The Concerned Citizens of Tyrrell County lodged the lawsuit in the Eastern District of North Carolina, arguing that the monument breaches the Equal Protection Clause of the 14th Amendment by conveying a “racially discriminatory message.” The monument features a Confederate soldier atop a pedestal and bears the inscription, “In appreciation of our faithful slaves.”

“This is sort of the only monument in the country on public land that textually endorses slavery,” Jaelyn Miller, an attorney for the plaintiffs, told CNN.
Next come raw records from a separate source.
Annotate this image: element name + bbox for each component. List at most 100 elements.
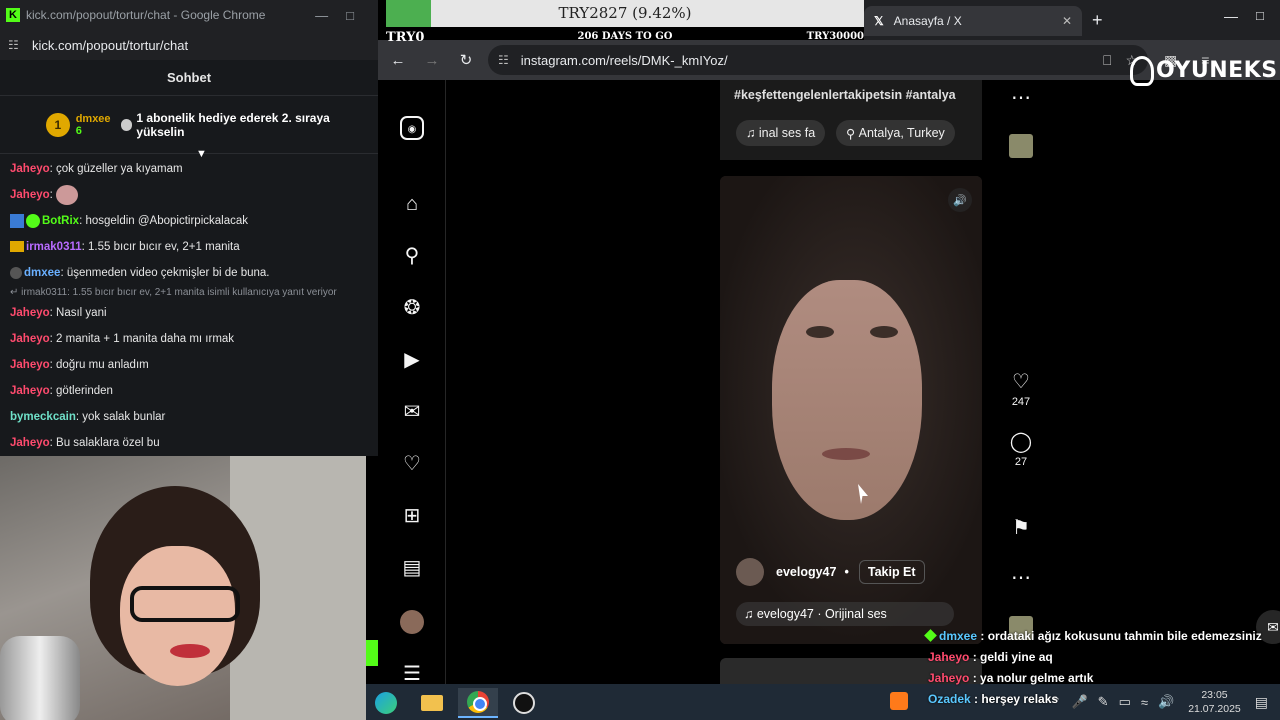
taskbar-explorer[interactable] xyxy=(412,688,452,718)
prev-audio-thumbnail[interactable] xyxy=(1009,134,1033,158)
overlay-chat-line: Jaheyo : ya nolur gelme artık xyxy=(920,668,1280,689)
location-pill[interactable]: ⚲ Antalya, Turkey xyxy=(836,120,955,146)
chat-username[interactable]: Jaheyo xyxy=(10,385,50,397)
oyuneks-brand: OYUNEKS xyxy=(1130,56,1278,86)
reel-audio-label: evelogy47 · Orijinal ses xyxy=(756,607,887,621)
crown-badge-icon xyxy=(10,241,24,253)
reel-audio-pill[interactable]: ♫ evelogy47 · Orijinal ses xyxy=(736,602,954,626)
overlay-username: Jaheyo xyxy=(928,671,970,685)
overlay-text: : herşey relaks xyxy=(970,692,1059,706)
donation-goal-bar: TRY2827 (9.42%) xyxy=(386,0,864,27)
chat-username[interactable]: Jaheyo xyxy=(10,359,50,371)
oyuneks-text: OYUNEKS xyxy=(1156,58,1278,83)
chat-text: yok salak bunlar xyxy=(82,411,166,423)
instagram-sidebar: ◉ ⌂ ⚲ ❂ ▶ ✉ ♡ ⊞ ▤ ☰ xyxy=(378,80,446,690)
dashboard-icon[interactable]: ▤ xyxy=(400,556,424,580)
chat-username[interactable]: BotRix xyxy=(42,215,79,227)
scroll-down-icon[interactable]: ▼ xyxy=(196,148,207,160)
profile-avatar[interactable] xyxy=(400,610,424,634)
chat-username[interactable]: Jaheyo xyxy=(10,189,50,201)
separator-dot: • xyxy=(844,565,849,579)
reel-face xyxy=(772,280,922,520)
address-bar[interactable]: ☷ instagram.com/reels/DMK-_kmIYoz/ ⎕ ☆ xyxy=(488,45,1148,75)
maximize-icon[interactable]: □ xyxy=(1256,8,1264,23)
audio-label: inal ses fa xyxy=(758,126,816,140)
home-icon[interactable]: ⌂ xyxy=(400,192,424,216)
tab-close-icon[interactable]: ✕ xyxy=(1062,14,1072,28)
site-settings-icon[interactable]: ☷ xyxy=(8,38,22,52)
create-icon[interactable]: ⊞ xyxy=(400,504,424,528)
notifications-heart-icon[interactable]: ♡ xyxy=(400,452,424,476)
kick-side-tab xyxy=(366,640,378,666)
chat-username[interactable]: dmxee xyxy=(24,267,60,279)
chat-message: Jaheyo: çok güzeller ya kıyamam xyxy=(10,163,183,175)
pinned-username: dmxee xyxy=(75,112,111,125)
main-browser-window: 𝕏 Anasayfa / X ✕ + — □ ← → ↻ ☷ instagram… xyxy=(378,0,1280,690)
mod-badge-icon xyxy=(924,629,937,642)
reel-username[interactable]: evelogy47 xyxy=(776,565,836,579)
webcam-lips xyxy=(170,644,210,658)
reel-actions: ⋯ ♡ 247 ◯ 27 ⚑ ⋯ xyxy=(998,80,1044,690)
previous-reel[interactable]: #keşfettengelenlertakipetsin #antalya ♫ … xyxy=(720,80,982,160)
chat-username[interactable]: Jaheyo xyxy=(10,307,50,319)
forward-icon[interactable]: → xyxy=(418,52,446,69)
follow-button[interactable]: Takip Et xyxy=(858,560,925,584)
webcam-microphone xyxy=(0,636,80,720)
comment-button[interactable]: ◯ 27 xyxy=(998,430,1044,468)
more-options-icon[interactable]: ⋯ xyxy=(998,566,1044,590)
taskbar-chrome[interactable] xyxy=(458,688,498,718)
reels-icon[interactable]: ▶ xyxy=(400,348,424,372)
chat-window: K kick.com/popout/tortur/chat - Google C… xyxy=(0,0,378,456)
rank-badge: 1 xyxy=(46,112,70,137)
save-button[interactable]: ⚑ xyxy=(998,516,1044,540)
chat-username[interactable]: irmak0311 xyxy=(26,241,82,253)
overlay-chat-line: Jaheyo : geldi yine aq xyxy=(920,647,1280,668)
chat-text: 1.55 bıcır bıcır ev, 2+1 manita xyxy=(88,241,240,253)
like-button[interactable]: ♡ 247 xyxy=(998,370,1044,408)
tab-title: Anasayfa / X xyxy=(893,14,962,28)
overlay-username: Ozadek xyxy=(928,692,971,706)
chat-username[interactable]: bymeckcain xyxy=(10,411,76,423)
install-app-icon[interactable]: ⎕ xyxy=(1103,52,1111,69)
messenger-icon[interactable]: ✉ xyxy=(400,400,424,424)
weather-icon[interactable] xyxy=(890,692,908,710)
chat-username[interactable]: Jaheyo xyxy=(10,437,50,449)
tab-x[interactable]: 𝕏 Anasayfa / X ✕ xyxy=(864,6,1082,36)
donation-goal-text: TRY2827 (9.42%) xyxy=(558,4,692,22)
instagram-logo-icon[interactable]: ◉ xyxy=(400,116,424,140)
pinned-count: 6 xyxy=(75,124,82,137)
maximize-icon[interactable]: □ xyxy=(346,8,354,23)
back-icon[interactable]: ← xyxy=(384,52,412,69)
location-label: Antalya, Turkey xyxy=(858,126,945,140)
current-reel-video[interactable]: 🔊 evelogy47 • Takip Et ♫ evelogy47 · Ori… xyxy=(720,176,982,644)
more-menu-icon[interactable]: ☰ xyxy=(400,662,424,686)
reel-hashtags[interactable]: #keşfettengelenlertakipetsin #antalya xyxy=(734,88,956,102)
audio-pill[interactable]: ♫ inal ses fa xyxy=(736,120,826,146)
chat-url-bar[interactable]: ☷ kick.com/popout/tortur/chat xyxy=(0,30,378,60)
prev-more-icon[interactable]: ⋯ xyxy=(998,86,1044,110)
reload-icon[interactable]: ↻ xyxy=(452,51,480,69)
heart-icon: ♡ xyxy=(1012,371,1030,393)
chat-username[interactable]: Jaheyo xyxy=(10,333,50,345)
minimize-icon[interactable]: — xyxy=(315,8,328,23)
explore-icon[interactable]: ❂ xyxy=(400,296,424,320)
chat-message: Jaheyo: doğru mu anladım xyxy=(10,359,149,371)
chat-text: Bu salaklara özel bu xyxy=(56,437,160,449)
site-settings-icon[interactable]: ☷ xyxy=(498,53,509,67)
volume-icon[interactable]: 🔊 xyxy=(948,188,972,212)
goal-days-left: 206 DAYS TO GO xyxy=(577,31,673,42)
taskbar-edge[interactable] xyxy=(366,688,406,718)
overlay-text: : ya nolur gelme artık xyxy=(969,671,1094,685)
minimize-icon[interactable]: — xyxy=(1224,8,1238,24)
chat-username[interactable]: Jaheyo xyxy=(10,163,50,175)
reply-context[interactable]: ↵ irmak0311: 1.55 bıcır bıcır ev, 2+1 ma… xyxy=(10,286,368,300)
comment-count: 27 xyxy=(1014,456,1028,468)
overlay-chat-line: dmxee : ordataki ağız kokusunu tahmin bi… xyxy=(920,626,1280,647)
bookmark-icon: ⚑ xyxy=(1012,517,1030,539)
search-icon[interactable]: ⚲ xyxy=(400,244,424,268)
reel-author-avatar[interactable] xyxy=(736,558,764,586)
taskbar-obs[interactable] xyxy=(504,688,544,718)
new-tab-icon[interactable]: + xyxy=(1092,10,1103,31)
pinned-user[interactable]: dmxee 6 xyxy=(76,113,111,137)
chat-messages: Jaheyo: çok güzeller ya kıyamam Jaheyo: … xyxy=(0,154,378,458)
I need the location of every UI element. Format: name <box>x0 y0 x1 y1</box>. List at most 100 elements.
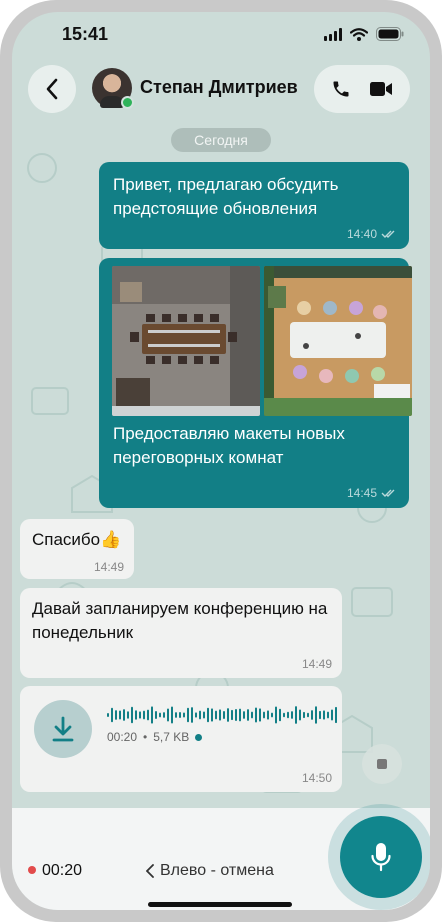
waveform-bar <box>127 711 129 719</box>
online-status-dot <box>121 96 134 109</box>
incoming-message[interactable]: Давай запланируем конференцию на понедел… <box>20 588 342 678</box>
waveform-bar <box>291 711 293 719</box>
waveform-bar <box>267 710 269 720</box>
room-layout-image-1[interactable] <box>112 266 260 416</box>
waveform-bar <box>323 710 325 720</box>
video-camera-icon[interactable] <box>369 80 393 98</box>
incoming-message[interactable]: Спасибо👍 14:49 <box>20 519 134 579</box>
waveform-bar <box>187 707 189 723</box>
chevron-left-icon <box>146 864 154 878</box>
stop-icon <box>377 759 387 769</box>
waveform-bar <box>223 711 225 719</box>
waveform-bar <box>215 710 217 720</box>
waveform-bar <box>275 706 277 724</box>
waveform-bar <box>327 711 329 719</box>
waveform-bar <box>115 710 117 720</box>
voice-duration: 00:20 <box>107 730 138 744</box>
waveform-bar <box>235 708 237 722</box>
waveform-bar <box>207 707 209 723</box>
waveform-bar <box>167 708 169 722</box>
waveform-bar <box>303 711 305 719</box>
room-layout-image-2[interactable] <box>264 266 412 416</box>
phone-frame: 15:41 Степан Дмитриев Сегодня Привет, пр… <box>0 0 442 922</box>
cancel-hint-text: Влево - отмена <box>160 862 274 879</box>
message-time: 14:49 <box>301 657 332 671</box>
date-separator: Сегодня <box>171 128 271 152</box>
separator-dot: • <box>143 730 148 744</box>
message-text: Давай запланируем конференцию на понедел… <box>32 599 328 642</box>
waveform-bar <box>135 710 137 720</box>
waveform-bar <box>131 706 133 724</box>
message-time: 14:45 <box>346 486 377 500</box>
phone-icon[interactable] <box>331 79 351 99</box>
waveform-bar <box>107 713 109 717</box>
waveform-bar <box>175 712 177 718</box>
waveform-bar <box>319 710 321 720</box>
call-actions <box>314 65 410 113</box>
waveform-bar <box>123 709 125 721</box>
waveform-bar <box>203 711 205 719</box>
unplayed-dot <box>195 733 203 741</box>
status-time: 15:41 <box>62 24 109 44</box>
waveform-bar <box>119 710 121 720</box>
waveform-bar <box>271 712 273 718</box>
incoming-voice-message[interactable]: 00:20 • 5,7 KB 14:50 <box>20 686 342 792</box>
chat-screen: 15:41 Степан Дмитриев Сегодня Привет, пр… <box>12 12 430 910</box>
back-button[interactable] <box>28 65 76 113</box>
waveform-bar <box>287 711 289 719</box>
record-voice-button[interactable] <box>340 816 422 898</box>
voice-waveform[interactable] <box>107 704 339 726</box>
waveform-bar <box>143 710 145 720</box>
waveform-bar <box>155 710 157 720</box>
waveform-bar <box>111 707 113 723</box>
waveform-bar <box>151 706 153 724</box>
waveform-bar <box>239 708 241 722</box>
waveform-bar <box>191 707 193 723</box>
waveform-bar <box>311 710 313 720</box>
message-time: 14:50 <box>301 771 332 785</box>
double-check-icon <box>381 230 395 238</box>
waveform-bar <box>231 709 233 721</box>
contact-name[interactable]: Степан Дмитриев <box>140 77 298 98</box>
waveform-bar <box>179 711 181 719</box>
message-meta: 14:40 <box>347 227 397 241</box>
waveform-bar <box>315 706 317 724</box>
waveform-bar <box>335 706 337 724</box>
waveform-bar <box>251 711 253 719</box>
waveform-bar <box>211 708 213 722</box>
waveform-bar <box>263 711 265 719</box>
message-meta: 14:45 <box>347 486 397 500</box>
message-time: 14:49 <box>93 560 124 574</box>
back-arrow-icon <box>46 78 58 100</box>
waveform-bar <box>299 709 301 721</box>
wifi-icon <box>350 27 368 41</box>
double-check-icon <box>381 489 395 497</box>
waveform-bar <box>227 708 229 722</box>
waveform-bar <box>139 711 141 719</box>
microphone-icon <box>371 843 391 872</box>
message-meta: 14:49 <box>302 657 332 671</box>
waveform-bar <box>159 712 161 718</box>
waveform-bar <box>295 706 297 724</box>
waveform-bar <box>163 712 165 718</box>
waveform-bar <box>147 709 149 721</box>
waveform-bar <box>195 712 197 718</box>
message-time: 14:40 <box>346 227 377 241</box>
status-icons <box>324 27 404 41</box>
home-indicator[interactable] <box>148 902 292 907</box>
voice-size: 5,7 KB <box>153 730 190 744</box>
recording-timer: 00:20 <box>42 862 83 879</box>
waveform-bar <box>331 709 333 721</box>
stop-recording-button[interactable] <box>362 744 402 784</box>
message-text: Спасибо👍 <box>32 530 122 549</box>
waveform-bar <box>307 712 309 718</box>
waveform-bar <box>283 712 285 718</box>
waveform-bar <box>255 707 257 723</box>
avatar[interactable] <box>92 68 134 109</box>
outgoing-message[interactable]: Привет, предлагаю обсудить предстоящие о… <box>99 162 409 249</box>
outgoing-photo-message[interactable]: Предоставляю макеты новых переговорных к… <box>99 258 412 508</box>
chat-header: Степан Дмитриев <box>12 56 430 128</box>
recording-indicator <box>28 866 36 874</box>
waveform-bar <box>199 710 201 720</box>
download-button[interactable] <box>34 700 92 758</box>
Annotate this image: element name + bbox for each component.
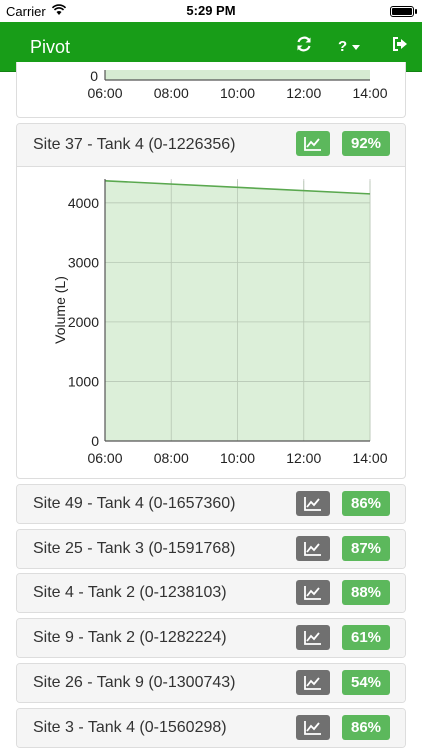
x-tick-label: 10:00 (220, 450, 255, 466)
line-chart-icon (304, 497, 321, 511)
x-tick-label: 08:00 (154, 450, 189, 466)
chart-toggle-button[interactable] (296, 580, 330, 605)
tank-title[interactable]: Site 26 - Tank 9 (0-1300743) (33, 674, 236, 692)
panel-heading[interactable]: Site 37 - Tank 4 (0-1226356) 92% (17, 124, 405, 167)
help-label: ? (338, 38, 348, 55)
caret-down-icon (352, 44, 361, 50)
partial-chart: 0 06:00 08:00 10:00 12:00 14:00 (87, 68, 387, 101)
x-tick-label: 12:00 (286, 450, 321, 466)
y-tick-label: 2000 (68, 314, 99, 330)
panel-heading[interactable]: Site 49 - Tank 4 (0-1657360) 86% (17, 485, 405, 523)
chart-toggle-button[interactable] (296, 670, 330, 695)
panel-heading[interactable]: Site 26 - Tank 9 (0-1300743) 54% (17, 664, 405, 702)
tank-panel: Site 25 - Tank 3 (0-1591768) 87% (16, 529, 406, 569)
panel-heading[interactable]: Site 25 - Tank 3 (0-1591768) 87% (17, 530, 405, 568)
x-tick-label: 14:00 (352, 85, 387, 101)
app-brand[interactable]: Pivot (30, 37, 70, 58)
volume-chart: 0 1000 2000 3000 4000 06:00 08:00 10:00 12:00 14:… (52, 179, 388, 466)
y-axis-label: Volume (L) (52, 276, 68, 344)
line-chart-icon (304, 676, 321, 690)
line-chart-icon (304, 542, 321, 556)
tank-panel-partial: 0 06:00 08:00 10:00 12:00 14:00 (16, 62, 406, 118)
tank-panel: Site 26 - Tank 9 (0-1300743) 54% (16, 663, 406, 703)
line-chart-icon (304, 721, 321, 735)
fill-percent-badge: 86% (342, 491, 390, 516)
line-chart-icon (304, 586, 321, 600)
tank-panel: Site 9 - Tank 2 (0-1282224) 61% (16, 618, 406, 658)
y-tick-label: 1000 (68, 373, 99, 389)
y-tick-label: 0 (91, 433, 99, 449)
x-tick-label: 06:00 (87, 450, 122, 466)
x-tick-label: 08:00 (154, 85, 189, 101)
fill-percent-badge: 54% (342, 670, 390, 695)
chart-toggle-button[interactable] (296, 536, 330, 561)
tank-panel: Site 3 - Tank 4 (0-1560298) 86% (16, 708, 406, 748)
chart-toggle-button[interactable] (296, 491, 330, 516)
chart-toggle-button[interactable] (296, 625, 330, 650)
refresh-icon[interactable] (296, 36, 312, 58)
tank-panel-expanded: Site 37 - Tank 4 (0-1226356) 92% 0 1000 20… (16, 123, 406, 479)
partial-y-tick: 0 (90, 68, 98, 84)
x-tick-label: 14:00 (352, 450, 387, 466)
tank-title[interactable]: Site 37 - Tank 4 (0-1226356) (33, 136, 236, 154)
line-chart-icon (304, 631, 321, 645)
battery-icon (390, 6, 417, 17)
tank-panel: Site 4 - Tank 2 (0-1238103) 88% (16, 573, 406, 613)
tank-panel: Site 49 - Tank 4 (0-1657360) 86% (16, 484, 406, 524)
line-chart-icon (304, 137, 321, 151)
tank-title[interactable]: Site 4 - Tank 2 (0-1238103) (33, 584, 227, 602)
tank-title[interactable]: Site 9 - Tank 2 (0-1282224) (33, 629, 227, 647)
logout-icon[interactable] (392, 36, 408, 58)
fill-percent-badge: 61% (342, 625, 390, 650)
fill-percent-badge: 86% (342, 715, 390, 740)
fill-percent-badge: 87% (342, 536, 390, 561)
fill-percent-badge: 92% (342, 131, 390, 156)
chart-toggle-button[interactable] (296, 715, 330, 740)
x-tick-label: 10:00 (220, 85, 255, 101)
panel-heading[interactable]: Site 4 - Tank 2 (0-1238103) 88% (17, 574, 405, 612)
tank-title[interactable]: Site 49 - Tank 4 (0-1657360) (33, 495, 236, 513)
tank-title[interactable]: Site 3 - Tank 4 (0-1560298) (33, 719, 227, 737)
x-tick-label: 12:00 (286, 85, 321, 101)
clock: 5:29 PM (186, 3, 236, 18)
tank-title[interactable]: Site 25 - Tank 3 (0-1591768) (33, 540, 236, 558)
x-tick-label: 06:00 (87, 85, 122, 101)
fill-percent-badge: 88% (342, 580, 390, 605)
panel-heading[interactable]: Site 9 - Tank 2 (0-1282224) 61% (17, 619, 405, 657)
help-menu-button[interactable]: ? (338, 38, 366, 60)
y-tick-label: 3000 (68, 254, 99, 270)
chart-toggle-button[interactable] (296, 131, 330, 156)
y-tick-label: 4000 (68, 195, 99, 211)
status-bar: Carrier 5:29 PM (0, 0, 422, 22)
panel-heading[interactable]: Site 3 - Tank 4 (0-1560298) 86% (17, 709, 405, 747)
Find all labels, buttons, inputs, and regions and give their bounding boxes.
The lawsuit claims that the monument promotes a “pro-slavery message and a pro-Confederate message.” Consequently, the groups argue that the monument “incite(d) racial hostility” and jeopardizes the plaintiffs’ safety in Tyrrell County.

It also contends that the monument implies the belief that “Black people who were enslaved in Tyrrell County preferred their slavery to freedom” and “communicates, on behalf of local government, the idea that Tyrrell’s institutions regard Black people’s rightful place as one of subservience and obedience.”

Installed outside the Tyrrell County courthouse in 1902, the monument’s placement was deliberate, according to Ian Mance, another attorney for the group.

“It was put up in the front yard of what was soon to be the Tyrrell County Courthouse, which opened a few months later, to communicate to people that members of the Black community could not expect to get justice inside of that courthouse,” Mance said.

Earlier this month, a North Carolina appeals court unanimously upheld a ruling that kept a Confederate monument outside a different courthouse in place. A 2015 state law restricts when an “object of remembrance” like a military monument can be relocated.

“Indeed, in many courthouses and other government buildings across our State and nation, there are depictions of historical individuals who held certain views in their time many today would find offensive,” Court of Appeals Chief Judge Chris Dillon wrote in the majority opinion.